I was drawn to a rare cast of the Berlin Specimen of archaeopteryx—one of the earliest known descendants of modern birds. The archaeopteryx is an icon of evolution that helped to show the transition of dinosaurs to birds, and support the then new theory of evolution. Thompson refers to this in his book, describing how the hip-bones of archaeopteryx could be manipulated to form the hip-bones of more recent late-Cretaceous bird, Apatornis.
The fossil is not only vitally important scientifically, but is one of the most beautiful found, with its wings held aloft in an angel-like pose. First the delicate fossil was laser-scanned, then loaded into our computer animation program, Maya.
The key to animating it correctly would be the skeleton, and luckily the cast allowed me to clearly see the sizes and shapes of the limb bones. Then I researched bird movement, looking at chickens, jackdaws, lapwings, vultures, magpies and crows. Archaeopteryx is about the size of a crow and so I looked to them for the speed of movements, although they are built for walking, with long legs, like a chicken.
And there are differences between these modern birds and their Jurassic predecessor; the long tail of archyopteryx would mean that its centre of gravity and leg posture would be different. On a visit to the Royal Veterinary College in London, I was introduced to the XROMM machine which X-rays animals as they move—an incredibly useful resource for animation.
Social media reaction
From X-rays I moved to animation tests to see how one movement would fit on the proportions of archaeopteryx. Then I thought it might be interesting to post my work on Twitter, so I created animated gif files to play automatically. Next I decided to hijack the paleontological hashtag #fossilfriday and posted my animation with the 3D scan of the fossil cast in the background. Not only did they prove popular, but palaeontologists and paleoartists gave me great feedback that was helpful as I refined my animation.
When top paleoartist Scott Hartman, with numerous scientific papers to his name, described my walk as a “very solid archaeopteryx walk cycle”, that really made my day.
The most popular animated gif was of the skeleton emerging from the fossil, bone by bone, which then came to life. There is something magical about an animal reforming in front of your eyes, something broken becoming whole, something extinct and long dead coming back to life. It’s something every dinosaur enthusiast wants to see.
So how did the archaeopteryx fly? It may have had wings to aid jumping and running, gliding down from a tree or to help it climb. There is even a theory that the archaeopteryx ran across water like a basilisk lizard, using its wings to prevent it from sinking into the water.
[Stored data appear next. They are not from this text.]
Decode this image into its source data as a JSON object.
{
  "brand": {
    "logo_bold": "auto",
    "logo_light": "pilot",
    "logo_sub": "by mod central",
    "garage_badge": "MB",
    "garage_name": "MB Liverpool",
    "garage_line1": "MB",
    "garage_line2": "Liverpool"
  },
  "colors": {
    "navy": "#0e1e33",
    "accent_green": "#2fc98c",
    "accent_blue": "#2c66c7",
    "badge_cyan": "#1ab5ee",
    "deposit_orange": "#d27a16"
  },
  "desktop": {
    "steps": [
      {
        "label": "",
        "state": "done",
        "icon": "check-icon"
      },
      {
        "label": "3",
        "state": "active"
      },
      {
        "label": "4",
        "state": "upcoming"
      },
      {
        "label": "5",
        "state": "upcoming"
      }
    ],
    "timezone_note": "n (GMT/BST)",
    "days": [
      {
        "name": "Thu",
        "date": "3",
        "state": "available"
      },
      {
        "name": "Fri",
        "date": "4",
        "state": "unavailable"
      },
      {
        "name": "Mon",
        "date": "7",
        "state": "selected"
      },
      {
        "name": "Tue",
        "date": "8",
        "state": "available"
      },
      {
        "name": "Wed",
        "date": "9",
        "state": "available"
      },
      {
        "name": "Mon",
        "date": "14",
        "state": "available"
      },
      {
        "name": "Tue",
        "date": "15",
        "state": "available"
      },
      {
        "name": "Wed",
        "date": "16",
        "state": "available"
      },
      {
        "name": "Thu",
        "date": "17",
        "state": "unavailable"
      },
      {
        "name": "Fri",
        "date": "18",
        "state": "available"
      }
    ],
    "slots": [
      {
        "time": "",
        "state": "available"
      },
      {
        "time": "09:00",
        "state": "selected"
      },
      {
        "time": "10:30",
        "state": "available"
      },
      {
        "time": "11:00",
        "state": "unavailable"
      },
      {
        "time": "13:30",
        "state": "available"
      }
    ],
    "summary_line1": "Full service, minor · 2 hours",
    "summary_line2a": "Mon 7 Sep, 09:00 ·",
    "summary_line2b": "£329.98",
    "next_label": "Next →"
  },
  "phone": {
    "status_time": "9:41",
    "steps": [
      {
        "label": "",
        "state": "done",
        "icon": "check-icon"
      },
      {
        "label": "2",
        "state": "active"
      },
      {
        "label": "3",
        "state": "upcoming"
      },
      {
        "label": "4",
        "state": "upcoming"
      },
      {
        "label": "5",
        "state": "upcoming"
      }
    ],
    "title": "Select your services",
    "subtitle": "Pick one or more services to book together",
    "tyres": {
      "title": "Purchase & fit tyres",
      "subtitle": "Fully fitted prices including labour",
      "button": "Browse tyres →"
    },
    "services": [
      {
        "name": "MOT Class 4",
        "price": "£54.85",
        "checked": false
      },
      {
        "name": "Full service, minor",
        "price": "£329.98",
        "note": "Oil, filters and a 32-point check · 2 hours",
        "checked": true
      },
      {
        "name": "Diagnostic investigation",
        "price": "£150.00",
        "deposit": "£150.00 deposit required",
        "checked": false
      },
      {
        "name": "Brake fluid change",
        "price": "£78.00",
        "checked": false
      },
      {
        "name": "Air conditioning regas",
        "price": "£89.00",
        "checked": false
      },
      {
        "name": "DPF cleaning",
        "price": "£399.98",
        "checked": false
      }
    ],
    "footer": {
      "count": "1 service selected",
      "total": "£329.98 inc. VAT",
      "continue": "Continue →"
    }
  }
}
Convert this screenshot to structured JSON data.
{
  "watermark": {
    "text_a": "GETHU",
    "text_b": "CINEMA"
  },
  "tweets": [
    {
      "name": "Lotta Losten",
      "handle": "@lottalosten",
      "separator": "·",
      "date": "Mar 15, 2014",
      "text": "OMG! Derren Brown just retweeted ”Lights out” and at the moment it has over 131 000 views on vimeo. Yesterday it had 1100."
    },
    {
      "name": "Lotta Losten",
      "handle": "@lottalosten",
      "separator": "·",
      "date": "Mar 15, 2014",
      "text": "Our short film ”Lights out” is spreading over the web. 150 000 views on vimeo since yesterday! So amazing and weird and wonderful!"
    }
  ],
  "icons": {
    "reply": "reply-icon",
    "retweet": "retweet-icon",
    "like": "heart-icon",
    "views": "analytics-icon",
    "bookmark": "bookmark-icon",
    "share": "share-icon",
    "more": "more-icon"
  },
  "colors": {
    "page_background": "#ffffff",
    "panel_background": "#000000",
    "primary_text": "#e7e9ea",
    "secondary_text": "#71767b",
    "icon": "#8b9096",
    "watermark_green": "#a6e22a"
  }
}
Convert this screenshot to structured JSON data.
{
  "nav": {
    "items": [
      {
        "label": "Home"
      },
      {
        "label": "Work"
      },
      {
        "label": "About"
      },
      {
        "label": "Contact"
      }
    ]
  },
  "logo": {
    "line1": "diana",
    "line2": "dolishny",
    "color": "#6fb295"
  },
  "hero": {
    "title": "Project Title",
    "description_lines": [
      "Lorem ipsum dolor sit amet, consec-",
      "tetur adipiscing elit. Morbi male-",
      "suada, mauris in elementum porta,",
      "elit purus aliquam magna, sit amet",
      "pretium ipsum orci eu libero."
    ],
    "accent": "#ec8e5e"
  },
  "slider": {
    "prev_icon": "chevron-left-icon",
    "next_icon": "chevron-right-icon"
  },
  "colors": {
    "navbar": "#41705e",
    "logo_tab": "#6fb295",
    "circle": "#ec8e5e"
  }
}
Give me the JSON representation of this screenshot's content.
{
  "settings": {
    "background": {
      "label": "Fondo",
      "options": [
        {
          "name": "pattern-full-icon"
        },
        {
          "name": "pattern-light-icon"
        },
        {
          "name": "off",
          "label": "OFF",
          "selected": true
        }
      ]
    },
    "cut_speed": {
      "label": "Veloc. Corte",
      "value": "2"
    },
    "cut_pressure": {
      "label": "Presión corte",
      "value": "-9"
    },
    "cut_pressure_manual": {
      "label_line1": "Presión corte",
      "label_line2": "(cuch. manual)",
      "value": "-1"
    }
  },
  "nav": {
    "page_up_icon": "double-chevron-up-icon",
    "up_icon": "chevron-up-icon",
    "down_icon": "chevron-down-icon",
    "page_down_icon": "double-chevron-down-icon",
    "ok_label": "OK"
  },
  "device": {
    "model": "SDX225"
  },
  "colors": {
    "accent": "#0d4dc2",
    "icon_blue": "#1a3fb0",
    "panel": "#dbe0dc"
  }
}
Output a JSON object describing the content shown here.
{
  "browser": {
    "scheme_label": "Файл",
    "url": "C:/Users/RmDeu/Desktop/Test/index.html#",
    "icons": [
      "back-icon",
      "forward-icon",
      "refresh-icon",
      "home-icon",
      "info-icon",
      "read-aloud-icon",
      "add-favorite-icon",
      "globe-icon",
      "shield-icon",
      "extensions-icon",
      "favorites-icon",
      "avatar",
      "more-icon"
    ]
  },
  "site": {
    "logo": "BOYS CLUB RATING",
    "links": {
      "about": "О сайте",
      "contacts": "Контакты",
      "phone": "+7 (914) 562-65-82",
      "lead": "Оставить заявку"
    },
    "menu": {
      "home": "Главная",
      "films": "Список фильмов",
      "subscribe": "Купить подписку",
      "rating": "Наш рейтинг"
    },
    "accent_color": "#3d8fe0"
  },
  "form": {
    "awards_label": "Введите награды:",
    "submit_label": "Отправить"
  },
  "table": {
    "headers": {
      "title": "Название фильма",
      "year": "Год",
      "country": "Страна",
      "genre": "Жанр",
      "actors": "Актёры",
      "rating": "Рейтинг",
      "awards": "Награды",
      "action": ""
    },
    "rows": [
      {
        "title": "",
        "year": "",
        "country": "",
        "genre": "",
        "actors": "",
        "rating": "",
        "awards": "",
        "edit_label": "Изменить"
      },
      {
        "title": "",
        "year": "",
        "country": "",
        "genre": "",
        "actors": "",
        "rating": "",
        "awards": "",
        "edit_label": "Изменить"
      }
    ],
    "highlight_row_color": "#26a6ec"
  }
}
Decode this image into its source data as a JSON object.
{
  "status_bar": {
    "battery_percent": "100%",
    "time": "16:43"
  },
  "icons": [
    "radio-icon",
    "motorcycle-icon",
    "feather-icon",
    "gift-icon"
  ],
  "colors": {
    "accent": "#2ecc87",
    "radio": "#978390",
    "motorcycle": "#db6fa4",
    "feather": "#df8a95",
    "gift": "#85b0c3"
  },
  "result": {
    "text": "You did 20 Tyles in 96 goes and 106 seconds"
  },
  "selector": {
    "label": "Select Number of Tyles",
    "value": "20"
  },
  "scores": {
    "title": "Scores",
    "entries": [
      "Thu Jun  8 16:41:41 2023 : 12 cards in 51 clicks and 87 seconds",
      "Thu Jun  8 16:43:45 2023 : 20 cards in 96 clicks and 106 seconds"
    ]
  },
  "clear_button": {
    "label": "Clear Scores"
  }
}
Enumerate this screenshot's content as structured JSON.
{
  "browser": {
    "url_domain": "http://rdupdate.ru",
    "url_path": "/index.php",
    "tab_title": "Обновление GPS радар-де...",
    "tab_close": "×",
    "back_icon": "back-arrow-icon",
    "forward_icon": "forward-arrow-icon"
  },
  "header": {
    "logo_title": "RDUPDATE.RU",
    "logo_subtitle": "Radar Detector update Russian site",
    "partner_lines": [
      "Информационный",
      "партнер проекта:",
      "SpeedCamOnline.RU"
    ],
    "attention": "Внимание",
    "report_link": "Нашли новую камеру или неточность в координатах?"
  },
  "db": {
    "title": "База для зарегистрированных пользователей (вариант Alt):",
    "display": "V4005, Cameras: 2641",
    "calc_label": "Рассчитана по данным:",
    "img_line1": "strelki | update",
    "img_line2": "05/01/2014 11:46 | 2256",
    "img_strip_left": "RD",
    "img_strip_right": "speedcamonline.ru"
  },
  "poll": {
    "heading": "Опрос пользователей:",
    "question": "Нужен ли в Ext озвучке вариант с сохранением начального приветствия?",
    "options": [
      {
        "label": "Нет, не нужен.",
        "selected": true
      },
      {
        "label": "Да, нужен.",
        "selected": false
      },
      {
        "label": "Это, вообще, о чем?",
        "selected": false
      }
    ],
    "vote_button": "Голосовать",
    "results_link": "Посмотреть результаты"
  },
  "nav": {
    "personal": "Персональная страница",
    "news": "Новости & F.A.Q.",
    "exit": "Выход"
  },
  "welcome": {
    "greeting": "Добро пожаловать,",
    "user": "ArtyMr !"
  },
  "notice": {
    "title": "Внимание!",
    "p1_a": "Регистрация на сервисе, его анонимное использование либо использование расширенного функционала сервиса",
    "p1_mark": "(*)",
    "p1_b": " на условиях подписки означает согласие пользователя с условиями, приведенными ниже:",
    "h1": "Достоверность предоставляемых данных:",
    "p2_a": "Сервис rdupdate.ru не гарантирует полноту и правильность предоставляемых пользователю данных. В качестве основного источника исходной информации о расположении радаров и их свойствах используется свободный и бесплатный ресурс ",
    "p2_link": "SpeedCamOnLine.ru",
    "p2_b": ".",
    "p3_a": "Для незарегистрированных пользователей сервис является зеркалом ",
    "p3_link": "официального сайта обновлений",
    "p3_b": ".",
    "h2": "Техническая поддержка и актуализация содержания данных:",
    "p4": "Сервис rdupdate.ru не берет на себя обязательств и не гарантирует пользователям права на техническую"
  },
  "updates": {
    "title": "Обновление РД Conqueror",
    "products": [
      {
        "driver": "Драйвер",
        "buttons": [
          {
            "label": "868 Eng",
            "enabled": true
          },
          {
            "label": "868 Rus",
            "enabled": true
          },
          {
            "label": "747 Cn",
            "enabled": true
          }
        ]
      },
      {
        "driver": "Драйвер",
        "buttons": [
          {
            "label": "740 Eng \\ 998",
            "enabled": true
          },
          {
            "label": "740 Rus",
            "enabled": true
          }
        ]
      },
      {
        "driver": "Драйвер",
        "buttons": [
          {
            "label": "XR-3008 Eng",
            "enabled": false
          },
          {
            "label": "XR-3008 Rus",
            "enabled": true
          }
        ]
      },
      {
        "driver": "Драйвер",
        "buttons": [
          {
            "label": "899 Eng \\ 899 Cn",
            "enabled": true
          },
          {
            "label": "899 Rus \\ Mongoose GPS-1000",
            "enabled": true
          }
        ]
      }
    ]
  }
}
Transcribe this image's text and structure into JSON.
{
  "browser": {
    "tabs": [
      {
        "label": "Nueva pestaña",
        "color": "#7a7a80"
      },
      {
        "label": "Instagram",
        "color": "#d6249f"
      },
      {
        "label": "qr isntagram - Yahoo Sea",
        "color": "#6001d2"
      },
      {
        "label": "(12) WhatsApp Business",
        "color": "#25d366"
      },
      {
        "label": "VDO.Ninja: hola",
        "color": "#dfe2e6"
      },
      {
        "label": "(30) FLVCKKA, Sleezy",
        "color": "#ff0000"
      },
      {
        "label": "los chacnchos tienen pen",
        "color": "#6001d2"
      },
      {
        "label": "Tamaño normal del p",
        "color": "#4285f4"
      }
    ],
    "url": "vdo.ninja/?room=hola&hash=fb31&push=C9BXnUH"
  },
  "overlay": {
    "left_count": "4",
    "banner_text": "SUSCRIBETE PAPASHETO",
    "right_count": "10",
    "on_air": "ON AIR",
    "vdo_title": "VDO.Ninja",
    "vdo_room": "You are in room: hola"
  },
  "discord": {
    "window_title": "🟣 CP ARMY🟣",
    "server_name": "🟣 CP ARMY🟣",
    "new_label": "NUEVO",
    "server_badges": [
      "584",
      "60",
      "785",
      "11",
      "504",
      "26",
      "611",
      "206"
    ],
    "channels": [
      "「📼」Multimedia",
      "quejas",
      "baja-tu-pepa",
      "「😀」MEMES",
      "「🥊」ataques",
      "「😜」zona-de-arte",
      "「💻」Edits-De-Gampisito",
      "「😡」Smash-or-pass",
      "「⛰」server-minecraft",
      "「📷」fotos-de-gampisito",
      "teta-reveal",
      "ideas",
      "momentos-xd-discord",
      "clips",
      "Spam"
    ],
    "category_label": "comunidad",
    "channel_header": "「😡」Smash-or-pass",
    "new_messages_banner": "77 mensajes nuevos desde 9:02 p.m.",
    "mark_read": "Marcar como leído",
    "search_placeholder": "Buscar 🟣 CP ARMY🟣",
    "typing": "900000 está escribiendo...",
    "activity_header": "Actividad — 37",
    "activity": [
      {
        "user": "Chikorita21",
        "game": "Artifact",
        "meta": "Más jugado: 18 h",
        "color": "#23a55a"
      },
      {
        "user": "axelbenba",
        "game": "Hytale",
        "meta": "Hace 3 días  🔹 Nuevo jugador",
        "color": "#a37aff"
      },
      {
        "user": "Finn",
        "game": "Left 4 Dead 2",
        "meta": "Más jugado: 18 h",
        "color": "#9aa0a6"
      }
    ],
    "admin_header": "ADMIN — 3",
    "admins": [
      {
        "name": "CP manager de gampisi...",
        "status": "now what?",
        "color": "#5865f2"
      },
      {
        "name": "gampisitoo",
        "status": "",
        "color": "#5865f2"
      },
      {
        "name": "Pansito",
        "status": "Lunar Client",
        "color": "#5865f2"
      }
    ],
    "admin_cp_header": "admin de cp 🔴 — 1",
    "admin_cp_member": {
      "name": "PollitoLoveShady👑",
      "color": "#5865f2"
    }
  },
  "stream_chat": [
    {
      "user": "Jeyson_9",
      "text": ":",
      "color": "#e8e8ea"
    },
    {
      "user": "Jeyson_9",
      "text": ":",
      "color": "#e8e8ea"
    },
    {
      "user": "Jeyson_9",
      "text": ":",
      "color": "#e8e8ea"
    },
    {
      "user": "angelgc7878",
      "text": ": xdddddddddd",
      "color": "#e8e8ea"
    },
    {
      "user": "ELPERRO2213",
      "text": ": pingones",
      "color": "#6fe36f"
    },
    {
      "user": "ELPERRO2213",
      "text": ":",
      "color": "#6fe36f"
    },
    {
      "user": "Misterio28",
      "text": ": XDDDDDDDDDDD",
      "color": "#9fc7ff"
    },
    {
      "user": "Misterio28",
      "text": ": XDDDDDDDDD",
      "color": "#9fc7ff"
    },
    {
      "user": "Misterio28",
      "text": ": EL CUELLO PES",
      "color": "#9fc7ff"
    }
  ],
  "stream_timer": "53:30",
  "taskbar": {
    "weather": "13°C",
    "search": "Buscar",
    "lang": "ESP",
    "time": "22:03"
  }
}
At the moment there is no clear consensus, so the final animation was more of an exploration of current ideas and theories. My archaeopteryx flapped and jumped to catch a dragonfly then ran with its wings out and flapping, then flew and finally glided back to earth.
But it was important to connect the animated archaeopteryx to the fossil, to increase understanding of the animal, not upstage or distract from it. The animation was projected on to a perspex prism containing a 3D print of the fossil cast, which provided a holographic effect where the bones seemed to emerge from the fossil, reform as the animal, then disappear again, leaving the viewer looking at the fossil with new eyes.
There is still so much to know about the archaeopteryx. As new specimens are found and new discoveries made, the artworks will need to reflect those changes. Like scientists, paleoartists need to change their views according to new evidence. So the time will come again when I return to my archaeopteryx and make it fly once more.